Weak Assets Declaration Regime needs Parliament's action - CDD
Accra, March 24, GNA - The Ghana Centre for Democratic Development (CDD-Ghana), in assessment of governance in Ghana in 2005, has described the current Public Office Holders Assets Declaration regime as weak, and called on Parliament to initiate action to improve it.
Prof. Emmanuel Gyimah-Boadi, Executive Director of the Centre, commenting on the parliamentary vetting of the President's nominees for ministerial office, flawed the present Public Assets Declaration regime describing it as "weak, too weak to be useful." Prof. Gyimah-Boadi was answering questions at a press briefing on the report of the Centre's assessment of governance in Ghana last year, published in the Centre's quarterly, Democracy Watch. He suggested that Ghanaians who were not happy with how assets declaration was handled during the vetting, or the Auditor General could have gone to court to seek legal clarification to areas of inadequacy in the Assets Declaration Bill.
Prof. Gyimah-Boadi said some features of a bad Assets Declaration Bill were difficulty to accessibility of the assets, information was nearly impossible to verify, very long coverage period, too many exemptions, and when there were well-placed assets in the names of relatives and even children. The report said the present public office holders' regime lacked credibility because it was inaccessible and non-verifiable. It said progress in the area of 'good governance under the current political administration, in 2005, compared to previous years was rather modest.
"Events in the year revealed continuing governance gaps and the deficits and exposed a surfeit of political will to tackle the tough governance issues and to consolidate some of the past gains, especially in institutional means." It stated for instance, that the Executive continued to drag its feet on urgent legislative reforms, citing the postponement of the legislative action on the Whistleblowers Bill that was postponed to 2006; the Freedom of Information Bill also did not make it onto the legislative calendar in 2005 and apparently remained on the Executive Desk. The Public Procurement Act, the Financial Management Act, and the Audit Service Act, considered by the Government as important tools to improve public sector accountability and fighting corruption, but they did not receive the regulatory follow-up to make them fully operational and effective.

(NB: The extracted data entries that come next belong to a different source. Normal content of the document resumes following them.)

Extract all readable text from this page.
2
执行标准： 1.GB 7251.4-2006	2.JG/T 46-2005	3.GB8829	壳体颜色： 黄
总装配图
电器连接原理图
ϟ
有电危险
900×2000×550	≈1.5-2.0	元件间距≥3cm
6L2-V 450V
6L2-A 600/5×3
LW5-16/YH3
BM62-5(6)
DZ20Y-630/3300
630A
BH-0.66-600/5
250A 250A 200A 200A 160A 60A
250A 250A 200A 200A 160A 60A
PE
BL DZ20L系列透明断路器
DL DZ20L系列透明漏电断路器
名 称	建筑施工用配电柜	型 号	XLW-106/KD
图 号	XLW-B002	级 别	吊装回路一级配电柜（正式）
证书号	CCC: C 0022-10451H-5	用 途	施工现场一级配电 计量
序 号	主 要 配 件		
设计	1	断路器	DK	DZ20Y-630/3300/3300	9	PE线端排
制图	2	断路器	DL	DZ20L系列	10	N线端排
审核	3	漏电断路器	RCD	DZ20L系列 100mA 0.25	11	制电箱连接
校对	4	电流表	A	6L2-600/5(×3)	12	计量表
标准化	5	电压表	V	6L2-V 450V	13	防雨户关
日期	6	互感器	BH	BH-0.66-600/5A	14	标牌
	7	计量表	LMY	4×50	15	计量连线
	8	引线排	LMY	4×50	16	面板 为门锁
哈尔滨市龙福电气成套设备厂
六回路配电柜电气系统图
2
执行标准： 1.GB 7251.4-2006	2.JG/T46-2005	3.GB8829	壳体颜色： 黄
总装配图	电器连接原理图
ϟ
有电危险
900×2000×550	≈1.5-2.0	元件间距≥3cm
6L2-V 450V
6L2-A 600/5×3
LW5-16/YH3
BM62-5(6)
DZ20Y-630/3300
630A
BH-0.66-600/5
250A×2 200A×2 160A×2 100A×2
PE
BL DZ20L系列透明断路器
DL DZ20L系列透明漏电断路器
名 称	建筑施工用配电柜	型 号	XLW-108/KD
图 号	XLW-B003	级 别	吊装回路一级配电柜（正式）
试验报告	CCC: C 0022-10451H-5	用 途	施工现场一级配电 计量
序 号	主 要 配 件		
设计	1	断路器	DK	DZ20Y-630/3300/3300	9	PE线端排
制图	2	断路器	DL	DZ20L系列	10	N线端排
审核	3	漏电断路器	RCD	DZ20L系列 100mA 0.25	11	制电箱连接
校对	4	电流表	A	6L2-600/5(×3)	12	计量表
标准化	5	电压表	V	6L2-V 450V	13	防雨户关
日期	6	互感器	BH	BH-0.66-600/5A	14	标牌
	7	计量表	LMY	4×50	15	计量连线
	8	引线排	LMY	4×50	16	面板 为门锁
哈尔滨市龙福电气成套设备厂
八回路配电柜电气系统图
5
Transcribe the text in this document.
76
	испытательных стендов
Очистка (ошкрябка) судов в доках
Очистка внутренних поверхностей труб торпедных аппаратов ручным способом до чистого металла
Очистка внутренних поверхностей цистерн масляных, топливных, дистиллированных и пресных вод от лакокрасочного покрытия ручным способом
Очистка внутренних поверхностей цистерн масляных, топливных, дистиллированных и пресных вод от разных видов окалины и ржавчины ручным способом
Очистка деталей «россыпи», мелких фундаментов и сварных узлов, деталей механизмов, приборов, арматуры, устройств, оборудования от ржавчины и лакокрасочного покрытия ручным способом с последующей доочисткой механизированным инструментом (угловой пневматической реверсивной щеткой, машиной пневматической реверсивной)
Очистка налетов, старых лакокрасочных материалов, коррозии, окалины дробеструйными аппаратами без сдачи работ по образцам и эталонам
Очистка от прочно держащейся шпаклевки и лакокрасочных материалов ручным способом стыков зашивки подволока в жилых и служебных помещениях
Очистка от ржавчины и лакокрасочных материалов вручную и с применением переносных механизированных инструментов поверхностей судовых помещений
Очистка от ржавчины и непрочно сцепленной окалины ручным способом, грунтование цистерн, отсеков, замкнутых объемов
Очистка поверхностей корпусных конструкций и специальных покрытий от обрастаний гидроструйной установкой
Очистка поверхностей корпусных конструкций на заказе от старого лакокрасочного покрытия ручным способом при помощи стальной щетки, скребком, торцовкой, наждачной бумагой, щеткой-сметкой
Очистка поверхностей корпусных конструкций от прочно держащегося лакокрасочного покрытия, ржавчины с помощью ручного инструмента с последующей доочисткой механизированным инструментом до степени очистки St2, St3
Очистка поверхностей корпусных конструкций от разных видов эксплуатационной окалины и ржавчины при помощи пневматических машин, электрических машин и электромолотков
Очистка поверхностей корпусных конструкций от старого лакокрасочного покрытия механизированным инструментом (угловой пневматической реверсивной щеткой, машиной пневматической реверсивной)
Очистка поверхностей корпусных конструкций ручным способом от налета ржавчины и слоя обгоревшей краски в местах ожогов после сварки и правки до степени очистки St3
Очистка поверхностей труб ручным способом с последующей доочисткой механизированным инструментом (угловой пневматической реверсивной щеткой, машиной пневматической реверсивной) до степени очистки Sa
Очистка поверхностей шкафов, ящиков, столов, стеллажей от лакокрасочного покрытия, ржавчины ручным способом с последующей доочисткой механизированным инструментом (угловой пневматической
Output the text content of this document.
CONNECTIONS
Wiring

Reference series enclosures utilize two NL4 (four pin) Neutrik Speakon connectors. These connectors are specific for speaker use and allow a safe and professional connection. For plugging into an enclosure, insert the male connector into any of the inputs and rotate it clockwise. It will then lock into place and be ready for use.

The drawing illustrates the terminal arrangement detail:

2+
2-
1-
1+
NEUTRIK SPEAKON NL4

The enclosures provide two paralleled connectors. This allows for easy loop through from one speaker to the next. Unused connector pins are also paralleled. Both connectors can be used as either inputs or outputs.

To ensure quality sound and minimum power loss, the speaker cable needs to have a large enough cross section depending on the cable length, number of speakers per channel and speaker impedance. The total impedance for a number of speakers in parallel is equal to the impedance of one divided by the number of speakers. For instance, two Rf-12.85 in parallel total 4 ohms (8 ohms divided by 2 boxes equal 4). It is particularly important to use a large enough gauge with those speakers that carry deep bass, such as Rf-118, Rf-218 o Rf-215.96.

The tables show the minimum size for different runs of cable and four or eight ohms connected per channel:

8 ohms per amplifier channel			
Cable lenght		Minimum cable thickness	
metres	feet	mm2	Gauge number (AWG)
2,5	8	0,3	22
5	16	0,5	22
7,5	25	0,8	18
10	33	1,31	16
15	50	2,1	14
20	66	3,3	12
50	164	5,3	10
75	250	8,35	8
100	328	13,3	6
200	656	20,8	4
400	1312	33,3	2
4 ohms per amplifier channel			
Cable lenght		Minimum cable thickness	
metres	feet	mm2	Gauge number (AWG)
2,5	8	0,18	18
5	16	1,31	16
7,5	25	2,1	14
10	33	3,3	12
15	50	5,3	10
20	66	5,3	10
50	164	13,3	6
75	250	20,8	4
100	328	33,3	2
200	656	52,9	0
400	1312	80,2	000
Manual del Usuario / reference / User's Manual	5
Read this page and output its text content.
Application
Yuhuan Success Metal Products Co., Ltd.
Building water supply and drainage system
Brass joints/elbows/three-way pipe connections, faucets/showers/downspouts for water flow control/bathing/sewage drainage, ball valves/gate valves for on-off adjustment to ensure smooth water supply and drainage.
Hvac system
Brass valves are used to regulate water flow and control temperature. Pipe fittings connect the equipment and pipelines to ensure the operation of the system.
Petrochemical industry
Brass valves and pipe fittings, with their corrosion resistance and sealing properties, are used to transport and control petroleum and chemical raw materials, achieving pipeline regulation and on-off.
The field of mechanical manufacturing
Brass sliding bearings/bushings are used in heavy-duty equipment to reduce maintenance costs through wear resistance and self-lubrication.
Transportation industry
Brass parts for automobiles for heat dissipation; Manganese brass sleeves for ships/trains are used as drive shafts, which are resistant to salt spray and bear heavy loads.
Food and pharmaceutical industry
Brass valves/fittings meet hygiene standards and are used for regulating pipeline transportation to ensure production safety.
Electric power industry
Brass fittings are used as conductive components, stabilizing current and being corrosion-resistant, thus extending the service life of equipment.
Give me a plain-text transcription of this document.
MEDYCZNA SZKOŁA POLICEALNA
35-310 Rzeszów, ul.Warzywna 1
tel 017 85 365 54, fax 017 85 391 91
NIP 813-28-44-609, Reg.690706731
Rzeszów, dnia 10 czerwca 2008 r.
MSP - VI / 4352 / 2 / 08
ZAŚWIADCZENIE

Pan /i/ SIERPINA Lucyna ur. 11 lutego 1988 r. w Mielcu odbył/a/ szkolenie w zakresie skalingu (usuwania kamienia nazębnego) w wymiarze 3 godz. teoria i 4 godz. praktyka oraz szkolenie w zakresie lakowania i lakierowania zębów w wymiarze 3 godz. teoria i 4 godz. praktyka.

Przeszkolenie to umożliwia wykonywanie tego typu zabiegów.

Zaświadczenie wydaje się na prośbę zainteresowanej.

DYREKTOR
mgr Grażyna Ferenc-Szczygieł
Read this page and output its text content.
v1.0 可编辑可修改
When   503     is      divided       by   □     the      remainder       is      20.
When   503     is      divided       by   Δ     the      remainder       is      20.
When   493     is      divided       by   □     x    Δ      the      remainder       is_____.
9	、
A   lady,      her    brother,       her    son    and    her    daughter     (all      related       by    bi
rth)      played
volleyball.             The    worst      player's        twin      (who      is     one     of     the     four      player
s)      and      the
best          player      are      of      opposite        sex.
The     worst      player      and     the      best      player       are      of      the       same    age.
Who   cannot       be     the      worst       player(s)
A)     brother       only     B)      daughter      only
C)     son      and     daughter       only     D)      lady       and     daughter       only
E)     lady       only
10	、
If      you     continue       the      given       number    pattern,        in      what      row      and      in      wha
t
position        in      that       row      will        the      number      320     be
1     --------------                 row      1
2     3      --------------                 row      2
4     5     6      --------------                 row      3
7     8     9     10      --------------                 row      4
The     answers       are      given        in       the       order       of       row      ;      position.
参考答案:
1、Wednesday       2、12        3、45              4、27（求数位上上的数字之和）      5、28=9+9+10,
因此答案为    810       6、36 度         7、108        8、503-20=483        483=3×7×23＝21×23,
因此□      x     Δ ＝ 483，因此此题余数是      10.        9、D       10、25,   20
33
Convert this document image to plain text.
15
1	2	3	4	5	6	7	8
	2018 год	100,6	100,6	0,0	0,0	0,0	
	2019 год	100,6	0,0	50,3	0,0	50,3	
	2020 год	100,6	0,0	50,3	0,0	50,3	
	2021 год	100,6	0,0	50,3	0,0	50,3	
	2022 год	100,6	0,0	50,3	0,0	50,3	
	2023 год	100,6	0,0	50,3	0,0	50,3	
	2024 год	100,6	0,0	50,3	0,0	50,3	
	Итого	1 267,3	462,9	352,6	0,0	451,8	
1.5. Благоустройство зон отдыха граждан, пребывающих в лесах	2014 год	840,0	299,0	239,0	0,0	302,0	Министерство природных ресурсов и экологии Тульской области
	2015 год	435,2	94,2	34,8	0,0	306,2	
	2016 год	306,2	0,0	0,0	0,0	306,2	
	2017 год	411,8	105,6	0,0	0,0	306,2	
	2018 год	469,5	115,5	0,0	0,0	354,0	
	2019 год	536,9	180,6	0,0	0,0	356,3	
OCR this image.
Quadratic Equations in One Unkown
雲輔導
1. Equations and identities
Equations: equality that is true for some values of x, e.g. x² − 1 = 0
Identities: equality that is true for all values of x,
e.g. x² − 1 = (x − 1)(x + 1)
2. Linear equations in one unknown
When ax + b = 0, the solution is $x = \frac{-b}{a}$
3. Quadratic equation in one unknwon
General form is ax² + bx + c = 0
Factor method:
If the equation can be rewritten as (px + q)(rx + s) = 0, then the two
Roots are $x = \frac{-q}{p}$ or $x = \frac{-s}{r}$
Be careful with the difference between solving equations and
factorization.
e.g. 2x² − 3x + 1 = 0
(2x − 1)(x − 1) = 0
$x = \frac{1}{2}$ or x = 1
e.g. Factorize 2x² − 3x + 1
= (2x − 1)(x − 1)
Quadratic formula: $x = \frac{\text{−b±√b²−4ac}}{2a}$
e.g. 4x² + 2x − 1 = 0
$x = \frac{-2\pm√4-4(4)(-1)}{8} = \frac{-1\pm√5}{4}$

The Report noted the absence of substantive Executive Director, of the Serious Fraud Office several years now, and the resource constraints of the Commission of Human Rights and Administrative Justice, and the Auditor General Department. It observed that the office of Accountability did not adequately inform the public of its exact mandate, capacity to deliver on its mandate, and the actual accomplishment to date, despite its location in the presidency and its intention to promote integrity and probity among government officials. The Report expressed concern about the huge potential for the privilege of unorthodox means as eavesdropping and phone tapping as legitimate part of national intelligence to be abused for partisan and political gain.